Maximum likelihood estimation procedures for state-space linear models

Question

State-space models are represented by a state equation and an observation equation (or system of equations to be more precise). These equations are parametarized by components including a transition matrix (FF in some notation) and GG respectively.

These component matrices can have large dimensions. Indeed, the log-likelihood function is a non-convex function and its maximization is difficult. Typical optimization methods used include Newton-Raphson and EM algorithm.

I am new to using state-space models and am looking for quick and robust optimization procedures used by practitioners of state-space models. Is there any literature or best practices regarding the best ways to estimate these matrices?

Answer 1

If you consider gaussian state-space models, maximum likelihood is conceptually straightforward, and several packages in R (including dlm, kfas, or FKF, to name a few) include routines for doing so: you can find a short review here (disclaimer: I am the author) and a monographic issue of the Journal of Statistical Software covering state-space models and their estimation here.

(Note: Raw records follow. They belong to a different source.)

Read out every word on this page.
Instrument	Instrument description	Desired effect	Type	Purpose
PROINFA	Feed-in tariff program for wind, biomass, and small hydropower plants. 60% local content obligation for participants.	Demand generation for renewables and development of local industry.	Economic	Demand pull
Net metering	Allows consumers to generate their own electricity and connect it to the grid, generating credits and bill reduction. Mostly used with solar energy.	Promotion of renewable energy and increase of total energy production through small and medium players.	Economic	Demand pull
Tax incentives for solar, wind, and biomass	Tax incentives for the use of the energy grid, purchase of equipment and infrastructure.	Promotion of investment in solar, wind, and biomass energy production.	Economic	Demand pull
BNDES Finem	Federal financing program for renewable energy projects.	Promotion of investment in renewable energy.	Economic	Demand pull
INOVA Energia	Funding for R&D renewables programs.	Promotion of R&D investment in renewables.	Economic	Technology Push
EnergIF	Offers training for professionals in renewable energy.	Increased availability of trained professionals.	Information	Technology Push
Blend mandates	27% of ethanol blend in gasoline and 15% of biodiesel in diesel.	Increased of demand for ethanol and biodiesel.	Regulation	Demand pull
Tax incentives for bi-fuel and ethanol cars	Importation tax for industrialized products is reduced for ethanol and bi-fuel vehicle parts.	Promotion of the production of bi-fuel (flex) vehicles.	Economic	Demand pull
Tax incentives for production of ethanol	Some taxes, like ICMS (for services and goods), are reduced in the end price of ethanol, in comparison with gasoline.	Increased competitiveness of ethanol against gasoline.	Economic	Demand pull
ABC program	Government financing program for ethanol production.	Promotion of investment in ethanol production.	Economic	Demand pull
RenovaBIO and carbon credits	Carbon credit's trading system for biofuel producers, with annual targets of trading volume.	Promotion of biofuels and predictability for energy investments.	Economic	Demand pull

Newton-Raphson methods are generally used and have been found to be generally faster (and are indeed used in the packages mentioned). The EM algorithm is quite well suited to the problem, but slower (see e.g. Shumway and Stoffer(2010), Sec. 6.3).

A particular topic which is sometimes neglected is the instability of the most naive implementations of the Kalman filter: on this it is useful (although very old) this monography by Bierman and you may find useful books like Grewal. There are also quite a lot of papers, that you will find easily googling for "square root filters" or similar expressions.